Estamos presos em um ciclo vicioso onde o que imaginamos depende, de certa forma, de como vivemos, e como agimos depende de como imaginamos. Como eu disse, acho que buscar o trabalho individual como uma forma de superar as limitações do trabalho revela uma verdadeira restrição na imaginação. Mas durante a pandemia, o Estado fez coisas que foram declaradas impossíveis por qualquer lógica neoliberal. Ele desvinculou a existência do trabalho: por um curto período, deu às pessoas cheques para viver, não dependentes do trabalho.

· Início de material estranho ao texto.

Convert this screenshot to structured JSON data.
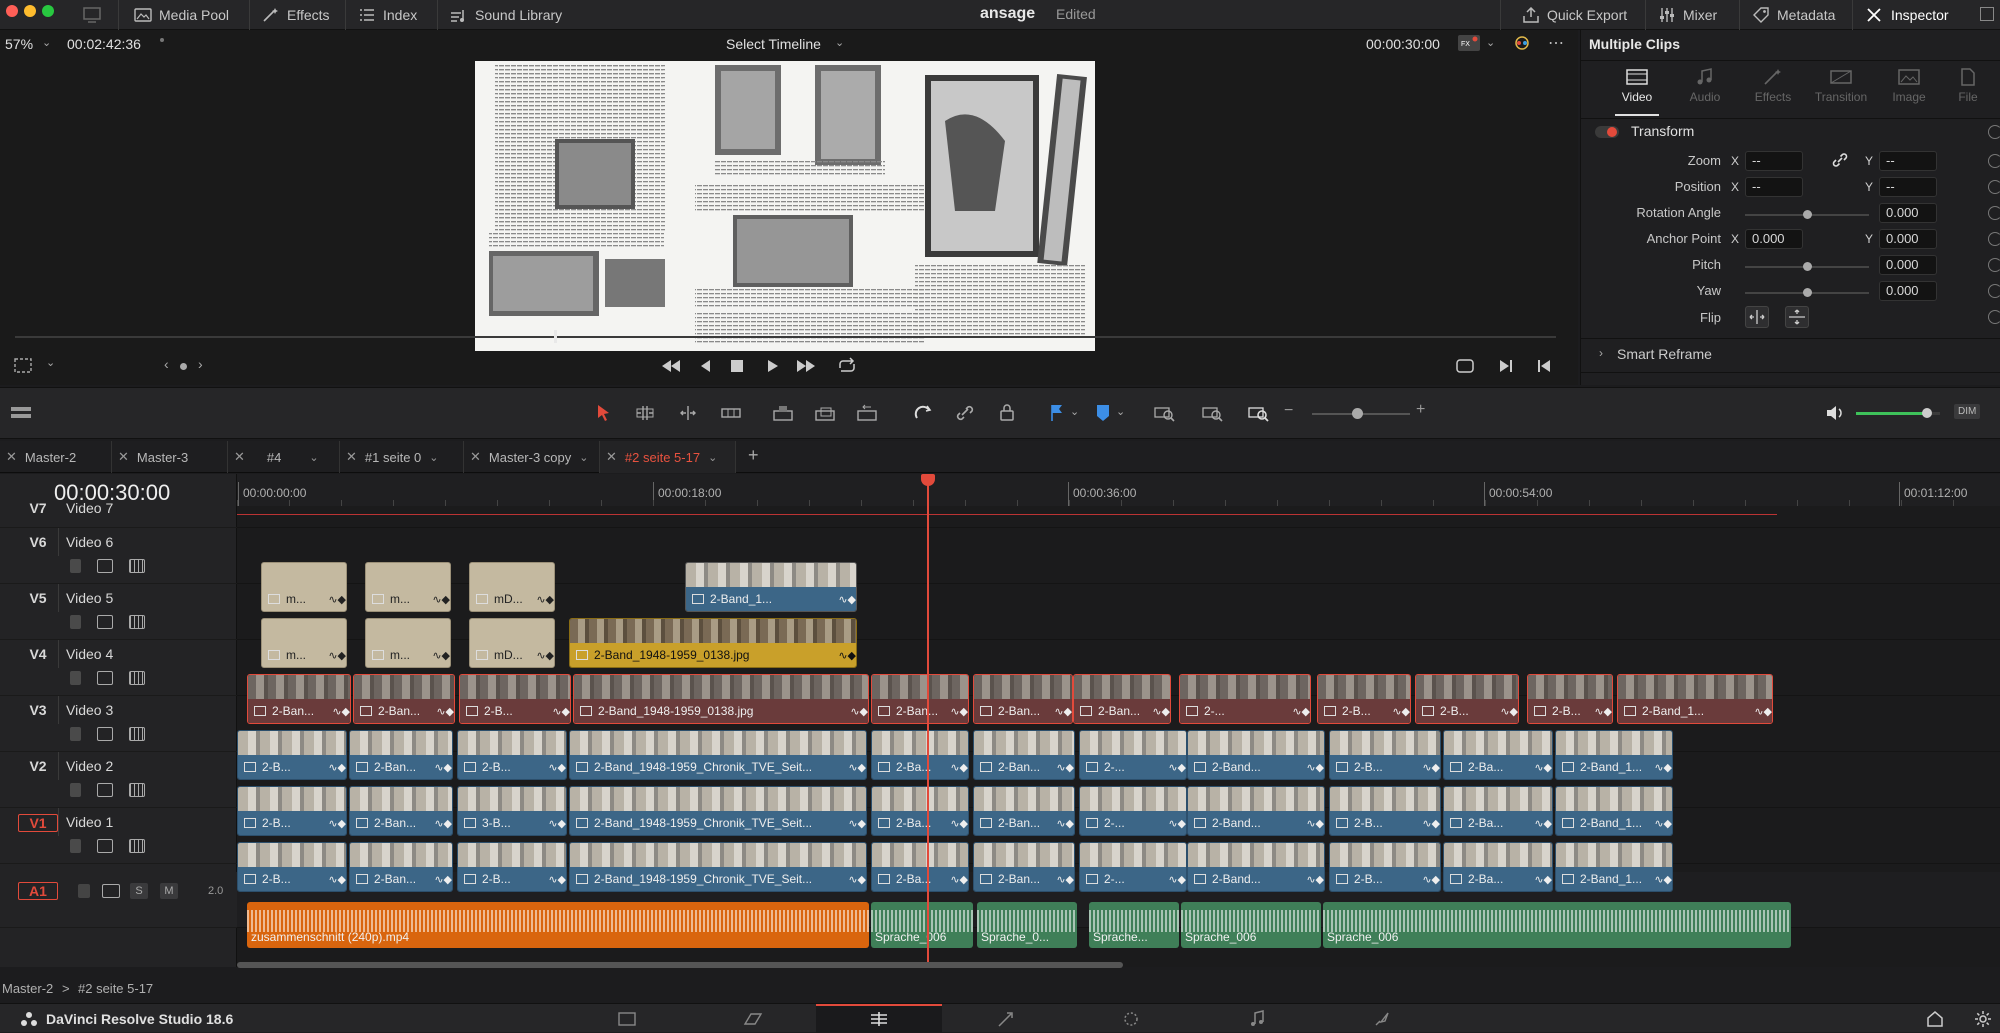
{
  "titlebar": {
    "media_pool": "Media Pool",
    "effects": "Effects",
    "index": "Index",
    "sound_library": "Sound Library",
    "project_name": "ansage",
    "project_status": "Edited",
    "quick_export": "Quick Export",
    "mixer": "Mixer",
    "metadata": "Metadata",
    "inspector": "Inspector"
  },
  "viewer": {
    "zoom": "57%",
    "source_timecode": "00:02:42:36",
    "timeline_select": "Select Timeline",
    "record_timecode": "00:00:30:00",
    "scrubber_position": 0.35
  },
  "inspector_panel": {
    "title": "Multiple Clips",
    "tabs": [
      "Video",
      "Audio",
      "Effects",
      "Transition",
      "Image",
      "File"
    ],
    "active_tab": "Video",
    "section": "Transform",
    "zoom_label": "Zoom",
    "zoom_x": "--",
    "zoom_y": "--",
    "position_label": "Position",
    "position_x": "--",
    "position_y": "--",
    "rotation_label": "Rotation Angle",
    "rotation_value": "0.000",
    "anchor_label": "Anchor Point",
    "anchor_x": "0.000",
    "anchor_y": "0.000",
    "pitch_label": "Pitch",
    "pitch_value": "0.000",
    "yaw_label": "Yaw",
    "yaw_value": "0.000",
    "flip_label": "Flip",
    "x_axis": "X",
    "y_axis": "Y",
    "smart_reframe": "Smart Reframe"
  },
  "toolbar": {
    "volume_level": 0.85,
    "dim": "DIM"
  },
  "timeline_tabs": [
    {
      "label": "Master-2"
    },
    {
      "label": "Master-3"
    },
    {
      "label": "#4"
    },
    {
      "label": "#1 seite 0"
    },
    {
      "label": "Master-3 copy"
    },
    {
      "label": "#2 seite 5-17"
    }
  ],
  "active_timeline_tab": "#2 seite 5-17",
  "timeline": {
    "timecode": "00:00:30:00",
    "ruler": [
      "00:00:00:00",
      "00:00:18:00",
      "00:00:36:00",
      "00:00:54:00",
      "00:01:12:00"
    ]
  },
  "tracks": [
    {
      "id": "V7",
      "name": "Video 7"
    },
    {
      "id": "V6",
      "name": "Video 6"
    },
    {
      "id": "V5",
      "name": "Video 5"
    },
    {
      "id": "V4",
      "name": "Video 4"
    },
    {
      "id": "V3",
      "name": "Video 3"
    },
    {
      "id": "V2",
      "name": "Video 2"
    },
    {
      "id": "V1",
      "name": "Video 1"
    },
    {
      "id": "A1",
      "name": "",
      "solo": "S",
      "mute": "M",
      "channels": "2.0"
    }
  ],
  "clip_labels": {
    "m1": "m...",
    "m2": "m...",
    "md": "mD...",
    "band1": "2-Band_1...",
    "band_jpg": "2-Band_1948-1959_0138.jpg",
    "ban": "2-Ban...",
    "b": "2-B...",
    "ba": "2-Ba...",
    "b2": "2-...",
    "band": "2-Band...",
    "chronik": "2-Band_1948-1959_Chronik_TVE_Seit...",
    "b3": "3-B...",
    "band1b": "2-Band_1...",
    "zusammen": "zusammenschnitt (240p).mp4",
    "sprache_006a": "Sprache_006",
    "sprache_0": "Sprache_0...",
    "sprache_dots": "Sprache...",
    "sprache_006": "Sprache_006"
  },
  "breadcrumb": {
    "root": "Master-2",
    "current": "#2 seite 5-17"
  },
  "app": {
    "name": "DaVinci Resolve Studio 18.6",
    "active_page": "Edit"
  }
}
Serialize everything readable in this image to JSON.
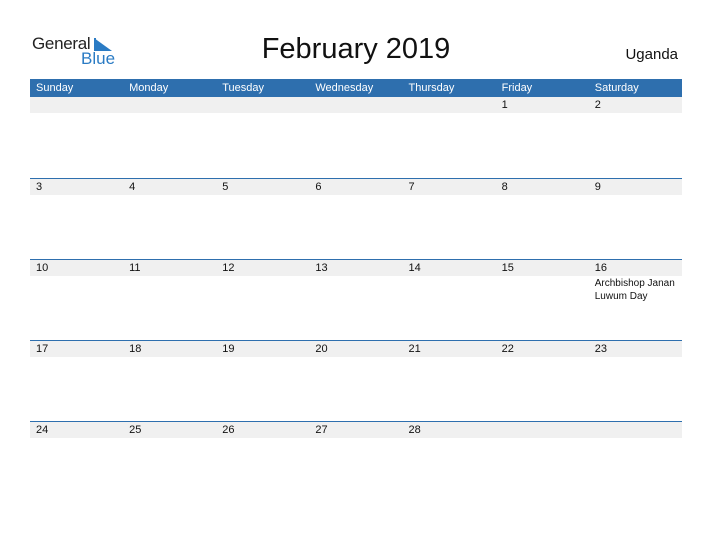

Isso teve um efeito transformador. As pessoas são limitadas no que fazem e no que pensam ser possível. Às vezes, porém, tudo o que é necessário é alguém fazer algo e, então, de repente, aquilo se torna possível. Vimos isso nos Estados Unidos com uma onda de ações trabalhistas e organização sindical em lugares como Starbucks e Amazon, que têm um efeito quase contagioso.

Parte do meu lado espinosista diz que você precisa reconhecer todas as maneiras pelas quais é determinado por restrições materiais e limites na imaginação antes de pensar em todas as maneiras pelas quais é livre. Parte do problema de começar com uma suposição de liberdade é que você acaba dizendo que, se as pessoas toleram essa situação, deve ser porque elas gostam por algum motivo.

Você escreve que a maior parte da resistência ao trabalho geralmente se concentra nas condições específicas de emprego, em vez de nas condições gerais do trabalho assalariado. Como algo como uma semana de trabalho de quatro dias poderia ajudar a enfrentar essas condições mais universais? E, de forma mais ampla, qual seria o efeito de uma semana de trabalho mais curta no imaginário político?

Essa é uma questão importante. Acho que reduzir o tempo de trabalho teria necessariamente o impacto positivo de criar novas maneiras para as pessoas pensarem sobre suas identidades e seu lugar no mundo, além do trabalho. Uma das coisas que você precisa levar a sério sobre o investimento das pessoas no trabalho, dado que elas trabalham tanto, é que seu tempo livre geralmente é dedicado ao que Marx chama de funções “animais” básicas, como dormir, comer etc. Você cria um sentido segundo o qual as pessoas vão ao trabalho porque seus amigos estão lá; tudo o que entendem sobre sociabilidade vem do trabalho. Quanto mais as pessoas trabalham, mais elas começam a se identificar com o trabalho.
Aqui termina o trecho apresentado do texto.